Your link shows the hashrate is crashing massively at the moment, you know.
Crashing back to where it was in 2019?
Crashing more in relative terms than it ever has in the history of bitcoin.
That's bad enough (doesn't the price follow hash rate?) but other charts - https://www.blockchain.com/charts - are worse.

For example there's no growth in the value of transactions. And that is so because Bitcoin is the same useful (or useless) as it was years ago. The main use case is shuffling of the funds between exchanges to help "the industry" rip off the stupid money. :)

It's irrelevant what the hashrate has been, there are a plethora of reasons for it, not the least of which is speculation for future gains. It is straightforward logic that if there comes a time when total compensation for mining is lower than today, then there will certainly, eventually, be less mining, and therefore a less secure blockchain (but possibly still secure enough). If at the time equal security was demanded there would be no choice but to raise fees to incentivise equal mining.

But this whole small transaction dream is a foregone conclusion. Even now it's clear that Bitcoin works best with fewer, larger, higher fee transactions. Miner compensation is one reason, but there are many: blockchain size, centralization, latency, etc. PoW blockchains are clearly suited as settlement layers.

This article is bad. 1. The cost the mine a resource trends towards the value of the resource. As Bitcoin value goes up and down, hash rate tracks it going up and down. Increases in efficiency allow you to hash more at lower cost. However this is a red herring, as waste is required for POW, because: https://en.wikipedia.org/wiki/Signalling_theory

Thus, money wasted on hardware and electricity tracks Bitcoin price, and hash rate itself is a function of efficiency times energy waste while staying under BTC price profitability cap.

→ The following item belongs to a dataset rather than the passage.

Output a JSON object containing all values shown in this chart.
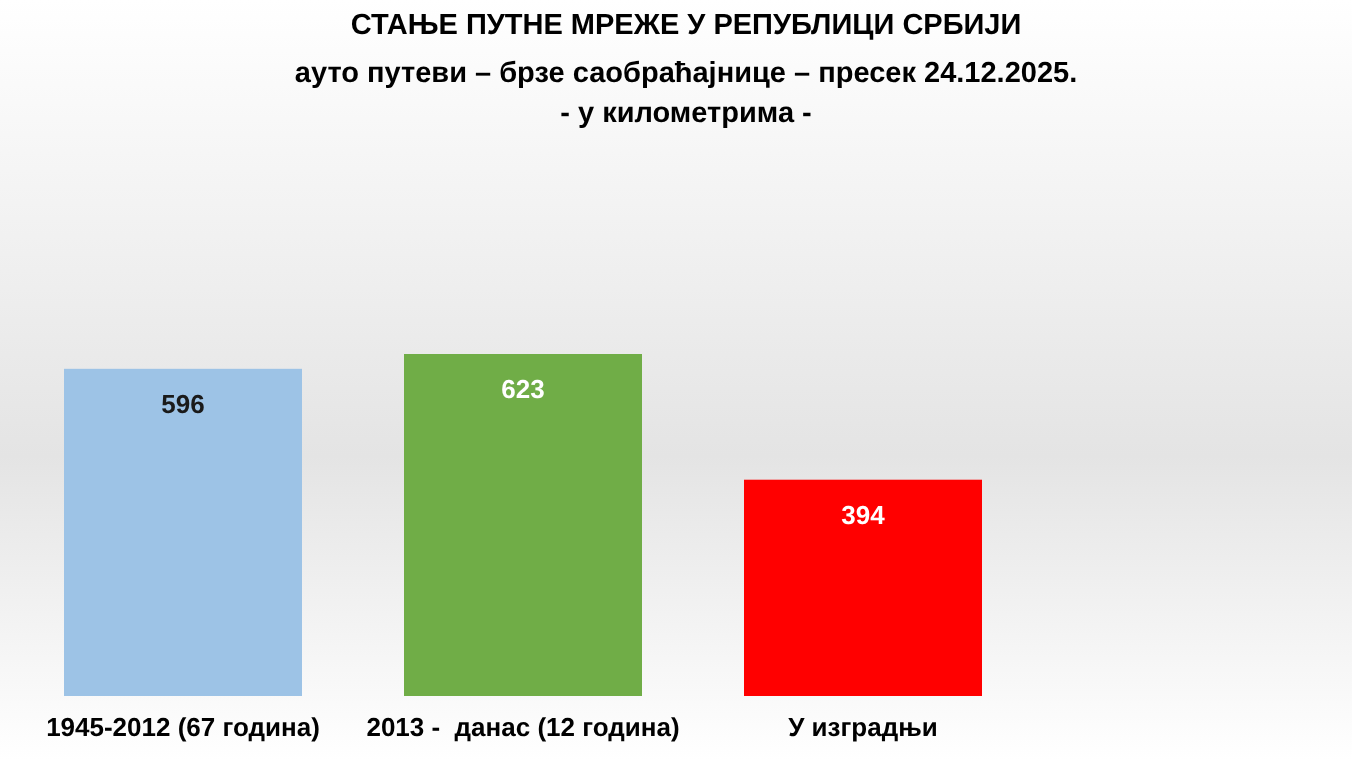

2. Most blockchains are empty, and they all work "decently." As decently as the worlds most expensive and slowest databases can be. What blockchains need is not higher TPS or lower fees, but more users. They say the demand for unlimited free storage is infinite, so a fee market must always exist, bounded by storage costs (and duplication across many nodes.)

By the way, when I say most blockchains are empty, the amount of fee revenue generated per chain per day is PITIFUL and falls of amazingly fast. https://coinmetrics.io/charts/#assets=btc,bch_roll=7_left=Fe... says: BTC $342,000 in fees per day. ETH $95,000 in fees per day. BCH $130 in fees a day

3. 1000tps is already in production by zkrollups and optimistic rollups on ETH. See it in production at loopring.io. There's more BTC wrapped on ETH than in lightning on BTC.

Disclaimer: I founded the #76 highest marketcap cryptocurrency, and one of its features is not paying miners block rewards, only fees.

P.S. Scaling is cured enough for now using zkrollups. The market for slow, expensive databases should always be restricted to things that REQUIRE censorship resistance, and most things do not.